Tuesday, November 17, 2009

White Noise

We hear what we tune into. When we have music on for white noise, it is simply so that we can focus attention there, rather than to machine noise or other people's conversations.

White noise helps provide privacy and focuses our attention. And it can provide a warmer feeling to a place. Consider how simple a process shopping is. We go to the store, choose what we want, then pay for it. How would the experience change if the store only contained the sounds of people working and people shopping?

Notice how even in a restaurant, coffee house or bar, we do not hear other people's conversations. Of course, if the music is too loud, we cannot even hear our own. How would the experience be different without that white noise?

Now when we come home, do we still treat music as white noise? Sometimes I like silence. Other times I will pay more attention to the music I choose to put on the sound system. I follow the sounds of the instruments and voices and I can hear nuances that I do not hear in white noise.

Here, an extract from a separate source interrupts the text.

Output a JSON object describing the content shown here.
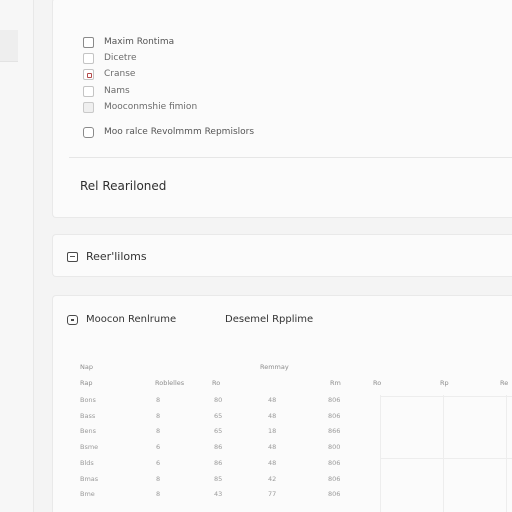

White noise provides us with a certain amount of insulation, privacy and comfort. But it is so prevalent in our atmosphere that we have to remember to shift back into more conscious levels of listening.

If you have ever practiced just sitting quietly in nature, you can hear birds, insects, wind rustling through leaves, water running down a stream. When it is quiet in the building where you live, do you find yourself startled because you are unfamiliar with the sound of water in the pipes, wind in the chimney, the hum of electricity, or the house settling?

When you resist the temptation to turn the stereo, radio or TV on as soon as you come home, how does it feel? When you get up in the morning, before you go to work, how would it feel to reenter the world of consciousness without any stereo, radio or TV? Try it and see what happens in a world without white noise.